Nach einem Schusswaffen-Vorfall in Carlow missbrauchen Rechtsextreme das Ereignis für Desinformation und rassistische Stimmungsmache online.

Der Tatort: das Fairgreen-Einkaufszentrum in Carlow, Irland, am 2.6.2025 Foto: Niall Carson/picture alliance

Dublin taz | Nach Schüssen in einem Einkaufszentrum im irischen Carlow versuchten Rechtsextreme mit einer Hetzkampagne und gezielter Desinformation gegen Migranten zu mobilisieren.

Ein 22-Jähriger soll laut Polizeiangaben mehrere Schüsse mit einer Schrotflinte in die Luft abgefeuert und sich danach selbst erschossen haben. Die Tat ereignete sich im Fairgreen-Einkaufszentrum in Carlow, einer Kleinstadt 80 Kilometer südwestlich von Dublin. Ansonsten wurde niemand verletzt.

Die Polizei gab bekannt, dass es sich um einen „weißen Iren namens Evan Fitzgerald“ handle, der wegen Straftaten im Zusammenhang mit dem Kauf von Schusswaffen vor Gericht erscheinen sollte.

Die Waffen, wegen der er angeklagt war, hatten ihm verdeckte Ermittler der Polizei verkauft. Das kam in dieser Woche bei einer Parlamentsdebatte heraus. Der irische Polizeichef Drew Harris sagte: „Die kontrollierte Lieferung von Waffen ist eine sehr sensible Polizeimethode. Wir setzen sie sowohl bei der organisierten Kriminalität als auch bei terroristischen Straftaten ein.“

Fitzgerald wollte Waffen im Darknet erwerben

Offenbar hatte Interpol die irische Polizei informiert, dass Fitzgerald Waffen im Darknet kaufen wollte. Der Verkäufer war ein verdeckter Interpol-Ermittler.
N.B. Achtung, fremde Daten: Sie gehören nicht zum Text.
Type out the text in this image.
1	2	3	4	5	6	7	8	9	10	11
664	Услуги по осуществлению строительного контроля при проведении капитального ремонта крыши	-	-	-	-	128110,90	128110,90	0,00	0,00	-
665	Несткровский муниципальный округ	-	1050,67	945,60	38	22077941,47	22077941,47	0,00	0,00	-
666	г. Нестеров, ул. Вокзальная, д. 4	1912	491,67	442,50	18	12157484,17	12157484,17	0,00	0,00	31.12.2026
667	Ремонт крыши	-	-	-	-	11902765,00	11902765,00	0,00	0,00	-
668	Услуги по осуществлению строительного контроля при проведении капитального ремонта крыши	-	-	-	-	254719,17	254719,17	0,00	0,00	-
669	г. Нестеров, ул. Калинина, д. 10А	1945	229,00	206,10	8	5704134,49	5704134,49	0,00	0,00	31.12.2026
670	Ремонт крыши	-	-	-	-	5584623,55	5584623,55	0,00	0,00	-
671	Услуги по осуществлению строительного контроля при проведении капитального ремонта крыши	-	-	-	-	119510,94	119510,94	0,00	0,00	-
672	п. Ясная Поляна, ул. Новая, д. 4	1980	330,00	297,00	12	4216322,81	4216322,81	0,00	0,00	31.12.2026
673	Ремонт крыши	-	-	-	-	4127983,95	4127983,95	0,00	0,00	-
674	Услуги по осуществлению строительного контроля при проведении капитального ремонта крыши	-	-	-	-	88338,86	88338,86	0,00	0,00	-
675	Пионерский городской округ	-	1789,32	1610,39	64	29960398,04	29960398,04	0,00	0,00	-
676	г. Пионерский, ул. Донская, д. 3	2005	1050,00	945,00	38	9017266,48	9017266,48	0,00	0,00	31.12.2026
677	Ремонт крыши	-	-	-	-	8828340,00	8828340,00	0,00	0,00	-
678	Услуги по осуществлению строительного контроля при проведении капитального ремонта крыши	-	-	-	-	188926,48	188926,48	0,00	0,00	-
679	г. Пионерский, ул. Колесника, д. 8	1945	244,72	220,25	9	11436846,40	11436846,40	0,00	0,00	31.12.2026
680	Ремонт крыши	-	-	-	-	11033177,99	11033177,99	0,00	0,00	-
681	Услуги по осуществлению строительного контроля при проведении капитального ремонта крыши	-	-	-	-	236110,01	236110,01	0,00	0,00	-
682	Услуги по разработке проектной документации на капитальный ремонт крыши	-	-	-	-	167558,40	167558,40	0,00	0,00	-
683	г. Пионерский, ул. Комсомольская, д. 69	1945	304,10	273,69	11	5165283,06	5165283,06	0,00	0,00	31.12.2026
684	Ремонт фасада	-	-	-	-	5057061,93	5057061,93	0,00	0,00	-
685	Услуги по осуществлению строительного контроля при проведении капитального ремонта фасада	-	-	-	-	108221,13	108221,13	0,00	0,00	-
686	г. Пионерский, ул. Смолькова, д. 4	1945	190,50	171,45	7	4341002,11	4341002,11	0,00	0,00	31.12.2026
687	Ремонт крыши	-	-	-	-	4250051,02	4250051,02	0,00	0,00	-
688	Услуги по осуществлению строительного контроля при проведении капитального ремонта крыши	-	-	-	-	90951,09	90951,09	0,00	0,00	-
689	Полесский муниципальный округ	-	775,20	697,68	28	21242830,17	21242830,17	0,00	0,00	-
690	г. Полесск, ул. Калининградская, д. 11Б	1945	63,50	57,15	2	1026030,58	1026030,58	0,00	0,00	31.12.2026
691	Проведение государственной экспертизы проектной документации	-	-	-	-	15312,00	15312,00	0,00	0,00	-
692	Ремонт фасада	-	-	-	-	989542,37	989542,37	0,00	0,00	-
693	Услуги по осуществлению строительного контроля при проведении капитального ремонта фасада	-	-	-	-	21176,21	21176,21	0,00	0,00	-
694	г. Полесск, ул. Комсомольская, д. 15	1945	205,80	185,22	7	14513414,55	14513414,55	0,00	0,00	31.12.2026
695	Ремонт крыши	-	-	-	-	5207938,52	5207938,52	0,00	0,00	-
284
Daraufhin stellten ihm die Beamten eine Falle, versorgten ihn mit Waffen, verhafteten ihn dann und klagten ihn wegen des illegalen Besitzes von Schusswaffen und Munition an. Während er auf seinen Prozess wartete, stahl Fitzgerald die Schrotflinte von einem Nachbarn und ging damit in das Einkaufszentrum.

Alan Kelly von der Labour-Partei bezweifelte die Verhältnismäßigkeit der Mittel: „Die Polizei wusste, dass sie es nicht mit Terroristen oder organisierten Verbrecherbanden zu tun hatten, sondern mit einem jungen Mann, der einige Probleme hatte. Sie hat sogar seiner Entlassung gegen Kaution zugestimmt, also hat sie offensichtlich nicht geglaubt, dass er eine große Bedrohung darstellt.“

Rechtsextreme verbreiten falsche Angaben

Der Fall wurde im Netz von Rechtsextremen instrumentalisiert. Nur eine Stunde nach dem Vorfall behauptete Derek Blighe, der frühere Vorsitzende der kleinen rechtsextremen Partei Ireland First, in einem Posting auf X, dass „sieben Menschen, darunter ein Kind, erschossen wurden“. Dieser Beitrag wurde auf der Plattform knapp 400.000 Mal aufgerufen. Sofort reisten Leute aus demselben ideologischen Milieu in die Stadt, um die Schießerei zu nutzen, um Wut auf Einwanderer zu schüren und die Regierung für ihre Asylpolitik anzuprangern.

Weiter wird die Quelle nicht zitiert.